During his journeys, he wrote hundreds of letters to folks back home, he said, sharpening his writing skills and learning storytelling techniques. Once back in the United States in November 1995, he saw doctors to treat the post traumatic stress disorder. And in 1998, he began attending the Joiner Center's writers workshop at the University of Massachusetts Boston campus in Dorchester.

Until he moved to Gloucester in 2001, Levy said he lived in 14 locations in New Jersey and New York.

After his first session, he completed "The Real Deal" and found a distributor. Several years later, he met war correspondent and author Gloria Emmerson who, despite the other critical acclaim the film earned, said it should be onstage.

With her advice in mind, Levy set to putting it onstage, working with Biancini, Gaskell, Vinson and Thomsen, a dancer.

The process of working on "Silent Men Speaking" was cathartic, he said, even though he had seen several doctors to help him cope with the war.

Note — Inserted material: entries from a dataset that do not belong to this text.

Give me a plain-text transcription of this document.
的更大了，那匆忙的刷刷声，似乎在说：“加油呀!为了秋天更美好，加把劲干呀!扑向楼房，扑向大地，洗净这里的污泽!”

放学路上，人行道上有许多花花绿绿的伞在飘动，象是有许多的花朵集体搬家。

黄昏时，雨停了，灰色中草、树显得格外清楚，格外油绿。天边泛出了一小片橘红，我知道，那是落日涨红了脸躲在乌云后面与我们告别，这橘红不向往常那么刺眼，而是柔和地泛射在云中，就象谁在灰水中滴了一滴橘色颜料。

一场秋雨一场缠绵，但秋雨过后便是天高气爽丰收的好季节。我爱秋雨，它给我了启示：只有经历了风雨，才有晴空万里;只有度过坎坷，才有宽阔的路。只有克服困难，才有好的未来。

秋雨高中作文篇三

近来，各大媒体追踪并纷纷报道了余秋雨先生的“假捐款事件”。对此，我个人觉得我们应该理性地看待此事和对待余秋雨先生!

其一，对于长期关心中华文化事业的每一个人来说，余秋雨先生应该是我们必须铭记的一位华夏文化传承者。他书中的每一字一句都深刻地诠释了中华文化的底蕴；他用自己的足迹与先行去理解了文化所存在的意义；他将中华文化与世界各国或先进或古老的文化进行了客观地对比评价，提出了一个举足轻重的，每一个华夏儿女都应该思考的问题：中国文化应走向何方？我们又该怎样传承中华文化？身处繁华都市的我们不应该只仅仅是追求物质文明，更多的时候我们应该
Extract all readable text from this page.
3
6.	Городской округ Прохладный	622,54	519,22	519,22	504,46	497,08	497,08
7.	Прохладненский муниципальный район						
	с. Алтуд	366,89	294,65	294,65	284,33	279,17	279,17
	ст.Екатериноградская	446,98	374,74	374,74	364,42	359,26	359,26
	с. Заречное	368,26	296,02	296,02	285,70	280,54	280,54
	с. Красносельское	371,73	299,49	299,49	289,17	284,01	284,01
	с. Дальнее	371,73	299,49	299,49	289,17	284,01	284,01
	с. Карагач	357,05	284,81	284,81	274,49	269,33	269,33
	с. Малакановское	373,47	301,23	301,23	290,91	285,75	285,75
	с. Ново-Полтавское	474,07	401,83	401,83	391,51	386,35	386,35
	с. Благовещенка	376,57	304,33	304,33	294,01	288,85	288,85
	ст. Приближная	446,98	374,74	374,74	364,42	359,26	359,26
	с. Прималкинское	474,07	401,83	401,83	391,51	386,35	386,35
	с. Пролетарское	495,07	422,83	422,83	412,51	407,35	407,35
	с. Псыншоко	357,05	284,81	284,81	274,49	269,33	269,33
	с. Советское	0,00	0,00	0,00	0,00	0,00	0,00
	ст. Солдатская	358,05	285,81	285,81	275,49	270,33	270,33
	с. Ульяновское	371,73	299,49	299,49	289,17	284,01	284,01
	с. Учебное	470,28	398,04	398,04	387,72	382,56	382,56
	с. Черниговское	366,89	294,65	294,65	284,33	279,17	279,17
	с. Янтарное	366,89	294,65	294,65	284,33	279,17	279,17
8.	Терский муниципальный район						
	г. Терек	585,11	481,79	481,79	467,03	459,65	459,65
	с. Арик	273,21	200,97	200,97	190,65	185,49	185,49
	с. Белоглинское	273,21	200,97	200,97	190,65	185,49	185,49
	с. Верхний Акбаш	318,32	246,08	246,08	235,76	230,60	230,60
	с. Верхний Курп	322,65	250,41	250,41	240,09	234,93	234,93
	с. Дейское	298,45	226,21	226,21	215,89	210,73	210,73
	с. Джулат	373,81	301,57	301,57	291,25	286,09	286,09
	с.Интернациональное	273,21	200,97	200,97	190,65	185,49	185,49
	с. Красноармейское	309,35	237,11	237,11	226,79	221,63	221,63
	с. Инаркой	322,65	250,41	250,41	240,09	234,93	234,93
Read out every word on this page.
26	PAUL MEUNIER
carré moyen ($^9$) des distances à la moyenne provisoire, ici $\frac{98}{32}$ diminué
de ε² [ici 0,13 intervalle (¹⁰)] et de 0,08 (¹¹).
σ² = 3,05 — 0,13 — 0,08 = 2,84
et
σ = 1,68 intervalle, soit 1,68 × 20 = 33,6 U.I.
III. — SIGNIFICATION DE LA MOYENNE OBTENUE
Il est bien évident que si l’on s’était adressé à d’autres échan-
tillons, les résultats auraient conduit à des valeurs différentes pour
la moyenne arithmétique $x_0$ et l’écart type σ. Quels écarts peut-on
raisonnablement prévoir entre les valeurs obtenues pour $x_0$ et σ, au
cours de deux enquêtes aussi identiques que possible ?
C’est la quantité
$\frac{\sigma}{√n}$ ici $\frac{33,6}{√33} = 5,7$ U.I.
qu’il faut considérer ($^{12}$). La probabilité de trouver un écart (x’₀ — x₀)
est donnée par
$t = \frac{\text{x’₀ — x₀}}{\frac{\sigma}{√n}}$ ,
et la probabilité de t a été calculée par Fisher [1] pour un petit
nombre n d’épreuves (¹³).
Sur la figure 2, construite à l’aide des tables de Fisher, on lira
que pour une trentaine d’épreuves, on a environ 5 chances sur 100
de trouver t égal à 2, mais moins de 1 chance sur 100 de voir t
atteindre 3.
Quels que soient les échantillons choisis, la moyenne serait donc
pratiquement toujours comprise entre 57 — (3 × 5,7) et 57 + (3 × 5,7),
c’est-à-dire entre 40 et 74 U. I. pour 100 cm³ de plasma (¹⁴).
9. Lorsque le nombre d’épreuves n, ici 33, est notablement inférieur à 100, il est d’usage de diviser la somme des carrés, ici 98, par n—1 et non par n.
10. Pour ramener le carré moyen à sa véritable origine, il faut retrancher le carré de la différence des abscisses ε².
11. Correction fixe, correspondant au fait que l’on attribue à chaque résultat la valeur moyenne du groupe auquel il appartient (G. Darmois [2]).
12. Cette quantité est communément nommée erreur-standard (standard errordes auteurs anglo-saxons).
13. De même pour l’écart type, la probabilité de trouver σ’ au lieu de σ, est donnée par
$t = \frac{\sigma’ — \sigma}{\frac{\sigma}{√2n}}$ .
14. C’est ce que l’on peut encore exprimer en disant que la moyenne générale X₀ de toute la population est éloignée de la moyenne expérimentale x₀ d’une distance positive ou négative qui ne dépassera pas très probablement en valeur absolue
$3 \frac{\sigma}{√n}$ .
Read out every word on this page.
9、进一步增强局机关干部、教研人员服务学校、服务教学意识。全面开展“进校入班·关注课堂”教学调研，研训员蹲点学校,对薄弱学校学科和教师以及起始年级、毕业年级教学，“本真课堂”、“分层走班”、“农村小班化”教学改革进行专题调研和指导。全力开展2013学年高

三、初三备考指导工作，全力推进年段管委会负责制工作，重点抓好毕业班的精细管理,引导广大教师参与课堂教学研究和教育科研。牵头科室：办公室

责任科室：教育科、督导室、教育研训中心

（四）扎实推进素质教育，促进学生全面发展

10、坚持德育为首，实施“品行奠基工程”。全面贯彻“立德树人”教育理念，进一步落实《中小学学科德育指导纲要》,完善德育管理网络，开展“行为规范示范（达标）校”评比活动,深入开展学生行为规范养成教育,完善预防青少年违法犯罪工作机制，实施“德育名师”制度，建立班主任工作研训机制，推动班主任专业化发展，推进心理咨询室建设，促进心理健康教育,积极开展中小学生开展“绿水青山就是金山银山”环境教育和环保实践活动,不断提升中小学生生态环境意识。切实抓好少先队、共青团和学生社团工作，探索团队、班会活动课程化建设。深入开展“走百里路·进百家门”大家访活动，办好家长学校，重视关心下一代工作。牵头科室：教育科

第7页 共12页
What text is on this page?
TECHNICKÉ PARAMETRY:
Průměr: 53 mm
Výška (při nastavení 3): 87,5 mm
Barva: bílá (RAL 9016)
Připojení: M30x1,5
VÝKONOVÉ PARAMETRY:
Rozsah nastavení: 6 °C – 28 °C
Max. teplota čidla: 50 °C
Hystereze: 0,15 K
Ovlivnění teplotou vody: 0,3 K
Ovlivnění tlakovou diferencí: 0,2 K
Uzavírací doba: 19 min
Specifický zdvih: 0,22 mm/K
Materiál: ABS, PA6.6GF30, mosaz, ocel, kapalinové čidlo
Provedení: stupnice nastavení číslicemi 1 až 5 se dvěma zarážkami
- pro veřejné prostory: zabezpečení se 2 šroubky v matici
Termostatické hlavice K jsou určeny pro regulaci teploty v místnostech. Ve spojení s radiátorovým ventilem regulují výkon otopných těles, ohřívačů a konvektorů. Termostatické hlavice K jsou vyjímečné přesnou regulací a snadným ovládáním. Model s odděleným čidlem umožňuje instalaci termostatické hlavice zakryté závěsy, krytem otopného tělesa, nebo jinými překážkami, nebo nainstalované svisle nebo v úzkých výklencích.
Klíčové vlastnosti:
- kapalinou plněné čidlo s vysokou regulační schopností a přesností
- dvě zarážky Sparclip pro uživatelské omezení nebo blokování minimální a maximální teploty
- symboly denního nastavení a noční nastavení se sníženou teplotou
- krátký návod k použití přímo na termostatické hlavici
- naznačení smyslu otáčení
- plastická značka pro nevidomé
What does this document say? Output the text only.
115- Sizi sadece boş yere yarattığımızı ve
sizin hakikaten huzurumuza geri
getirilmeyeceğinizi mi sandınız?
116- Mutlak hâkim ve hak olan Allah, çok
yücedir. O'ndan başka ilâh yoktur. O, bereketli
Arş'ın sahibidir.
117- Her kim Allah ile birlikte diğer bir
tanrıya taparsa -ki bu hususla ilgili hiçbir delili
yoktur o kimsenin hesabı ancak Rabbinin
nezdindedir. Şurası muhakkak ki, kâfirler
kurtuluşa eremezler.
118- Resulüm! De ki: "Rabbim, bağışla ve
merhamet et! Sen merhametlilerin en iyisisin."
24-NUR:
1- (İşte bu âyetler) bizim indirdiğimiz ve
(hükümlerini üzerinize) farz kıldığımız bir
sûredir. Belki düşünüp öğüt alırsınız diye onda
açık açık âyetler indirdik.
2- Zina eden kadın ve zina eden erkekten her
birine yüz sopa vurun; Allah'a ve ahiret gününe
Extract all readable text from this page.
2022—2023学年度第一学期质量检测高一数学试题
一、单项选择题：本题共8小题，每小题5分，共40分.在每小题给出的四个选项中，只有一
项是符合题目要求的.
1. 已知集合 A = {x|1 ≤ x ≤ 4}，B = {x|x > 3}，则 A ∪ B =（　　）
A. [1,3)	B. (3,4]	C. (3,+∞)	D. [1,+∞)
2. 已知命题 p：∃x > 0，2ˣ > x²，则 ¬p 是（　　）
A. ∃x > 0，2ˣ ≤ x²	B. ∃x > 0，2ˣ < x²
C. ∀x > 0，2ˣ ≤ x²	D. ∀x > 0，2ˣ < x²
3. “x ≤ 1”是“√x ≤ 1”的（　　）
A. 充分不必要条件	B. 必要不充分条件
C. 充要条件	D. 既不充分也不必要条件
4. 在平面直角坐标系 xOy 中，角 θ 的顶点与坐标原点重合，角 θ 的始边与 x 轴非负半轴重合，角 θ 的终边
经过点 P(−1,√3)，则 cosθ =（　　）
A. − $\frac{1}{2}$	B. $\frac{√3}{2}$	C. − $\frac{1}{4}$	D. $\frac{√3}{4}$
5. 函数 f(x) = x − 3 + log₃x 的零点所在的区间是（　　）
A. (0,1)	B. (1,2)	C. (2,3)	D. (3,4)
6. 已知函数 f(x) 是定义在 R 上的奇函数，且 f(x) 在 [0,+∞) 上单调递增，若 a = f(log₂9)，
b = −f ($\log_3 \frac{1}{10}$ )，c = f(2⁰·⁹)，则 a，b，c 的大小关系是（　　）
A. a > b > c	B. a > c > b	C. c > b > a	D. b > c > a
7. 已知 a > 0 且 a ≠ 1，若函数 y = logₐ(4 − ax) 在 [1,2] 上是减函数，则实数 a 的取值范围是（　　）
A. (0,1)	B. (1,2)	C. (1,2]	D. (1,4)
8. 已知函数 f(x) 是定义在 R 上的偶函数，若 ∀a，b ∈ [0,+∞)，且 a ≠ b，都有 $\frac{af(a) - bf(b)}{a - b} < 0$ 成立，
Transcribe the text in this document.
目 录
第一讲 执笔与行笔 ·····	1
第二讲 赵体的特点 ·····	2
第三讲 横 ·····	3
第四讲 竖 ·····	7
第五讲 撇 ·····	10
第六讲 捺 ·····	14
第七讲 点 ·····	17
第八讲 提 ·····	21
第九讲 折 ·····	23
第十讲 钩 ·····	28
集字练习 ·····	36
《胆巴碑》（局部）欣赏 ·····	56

"It took a lot for these guys to sit down and talk because some of them haven't been in therapy. It's really hard to sit down and talk. It's a major accomplishment in these guys' lives to sit down and open up. That's the key word, open up."

Vinson told the Times last month that he thought creating "Silent Men Speaking," which will show again Jan. 14, was a healing process.

"There are many ways of healing wounds," he said. "A lot of us have done therapy, some psychotherapy, because we've seen quite a bit of combat. But dance is another way."

For Levy, the rungs of his climb out of the craters of Vietnam were travel, final acceptance, therapy and writing.